Ananas Anam works with pineapple farmers in the Philippines who harvest and strip the fibers, which are finished into Piñatex fabric in Spain. No extra land, water or pesticides are required to produce the end material.
“It’s its own material. When it gets wet it dries like leather and behaves like leather in every way except it’s completely sustainable,” says Altiir’s Creative Director Timothy Turner-Sutton. All of smaller-scale Altiir’s biker-style jackets are made from Piñatex.
Ananas Anam was founded in 2015 by Carmen Hijosa, the creator of the sustainable fabric, who spent eight years working on its development.
“Because of its characteristics, it is very fine, strong and flexible. My idea was ‘what if I make a mesh with these fibers,’ not unlike what leather is,” Hijosa claims. “And that was the beginning of this new ‘fashion’ material.”
“People come in and they are intrigued by it. At first and very often they think it’s real leather and then they touch it and it doesn’t feel like leather,” says Turner-Sutton.
Clothes, jewelry, shoes, handbags and even furniture can be made from the fabric. The applications of Piñatex span across all traditional uses of leather, says the company.
“The next step is to move into the commercial upholstery market and then the automotive as well as diversify our product range by adding different finishes and colors,” Ananas Anam Sales and Marketing Manager, Ceri Rees, tells FoodIngredientsFirst.
Apart from the animal cruelty angle of traditional leather production, the chemicals used in tannery also produce high amounts of pollutants.
High-profile opponents to the use of animal products include British designer Stella McCartney, who has said the fashion industry needs to radically cut the damage it is doing to the environment.

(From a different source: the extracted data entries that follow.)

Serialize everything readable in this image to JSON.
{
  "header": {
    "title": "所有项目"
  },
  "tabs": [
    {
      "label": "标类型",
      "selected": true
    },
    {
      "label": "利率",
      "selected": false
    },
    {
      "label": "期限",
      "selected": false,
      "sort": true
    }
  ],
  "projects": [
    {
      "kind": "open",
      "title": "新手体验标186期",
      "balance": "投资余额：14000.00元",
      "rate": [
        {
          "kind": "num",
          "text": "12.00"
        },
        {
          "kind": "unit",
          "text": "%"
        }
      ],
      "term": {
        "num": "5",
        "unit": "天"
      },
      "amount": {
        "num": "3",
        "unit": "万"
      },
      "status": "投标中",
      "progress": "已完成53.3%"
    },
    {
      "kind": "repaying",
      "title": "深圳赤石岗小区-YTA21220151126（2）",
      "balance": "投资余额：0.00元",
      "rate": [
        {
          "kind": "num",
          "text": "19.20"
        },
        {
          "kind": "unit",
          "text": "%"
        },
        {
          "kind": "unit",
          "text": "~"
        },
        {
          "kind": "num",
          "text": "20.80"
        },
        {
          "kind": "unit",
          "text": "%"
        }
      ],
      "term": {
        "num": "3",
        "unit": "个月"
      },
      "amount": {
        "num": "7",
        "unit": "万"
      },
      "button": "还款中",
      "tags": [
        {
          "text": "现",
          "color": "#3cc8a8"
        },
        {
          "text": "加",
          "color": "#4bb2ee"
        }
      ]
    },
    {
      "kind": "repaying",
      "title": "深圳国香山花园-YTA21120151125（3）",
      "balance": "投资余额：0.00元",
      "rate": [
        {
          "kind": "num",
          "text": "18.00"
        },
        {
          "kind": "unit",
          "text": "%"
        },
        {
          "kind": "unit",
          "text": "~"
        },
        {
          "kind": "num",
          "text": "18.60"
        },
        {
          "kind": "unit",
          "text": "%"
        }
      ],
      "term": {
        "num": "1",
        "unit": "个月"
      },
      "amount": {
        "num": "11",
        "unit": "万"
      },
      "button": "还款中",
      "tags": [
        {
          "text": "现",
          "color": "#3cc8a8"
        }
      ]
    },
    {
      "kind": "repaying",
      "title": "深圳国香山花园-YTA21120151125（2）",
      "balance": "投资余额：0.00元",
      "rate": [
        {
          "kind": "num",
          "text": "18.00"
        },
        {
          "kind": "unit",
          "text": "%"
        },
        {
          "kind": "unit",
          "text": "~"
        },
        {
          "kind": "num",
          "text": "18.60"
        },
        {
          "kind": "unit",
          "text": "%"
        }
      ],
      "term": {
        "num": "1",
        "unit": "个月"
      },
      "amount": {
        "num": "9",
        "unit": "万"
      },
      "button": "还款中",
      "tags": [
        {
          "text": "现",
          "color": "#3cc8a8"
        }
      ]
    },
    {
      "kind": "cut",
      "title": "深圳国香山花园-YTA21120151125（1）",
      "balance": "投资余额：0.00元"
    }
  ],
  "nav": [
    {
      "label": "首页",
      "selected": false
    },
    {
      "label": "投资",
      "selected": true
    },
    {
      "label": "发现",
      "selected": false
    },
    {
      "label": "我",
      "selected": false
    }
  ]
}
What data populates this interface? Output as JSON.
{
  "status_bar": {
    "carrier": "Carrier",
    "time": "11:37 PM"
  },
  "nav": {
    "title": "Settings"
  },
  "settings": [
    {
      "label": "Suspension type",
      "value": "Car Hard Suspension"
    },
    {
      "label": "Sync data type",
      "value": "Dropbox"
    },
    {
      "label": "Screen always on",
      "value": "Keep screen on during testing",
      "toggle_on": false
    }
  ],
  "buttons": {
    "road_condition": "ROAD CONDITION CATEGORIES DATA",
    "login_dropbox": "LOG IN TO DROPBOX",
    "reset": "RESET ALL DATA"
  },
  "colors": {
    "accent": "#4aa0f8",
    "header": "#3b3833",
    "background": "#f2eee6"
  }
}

Ananas Anam is building a strong social media presence with over 60,000 combined Instagram and Facebook followers. Tapping into the need for sustainability and ethical vegan leather that consumers increasingly shift towards, the company is marketing Piñatex as a sustainable, vegan-friendly alternative material with a transparent supply chain.
Despite its many properties, Piñatex is not waterproof like leather, but water resistant and it only needs a certain amount of care to be preserved, according to the company.
The need to reuse and repurpose food waste has increasingly been brought to the fore as the mammoth levels of waste produced continue to attract global attention. A recent study has identified that human errors caused by a lack of standardized procedures and insufficient training are the primary drivers behind loss in food manufacturing, for example.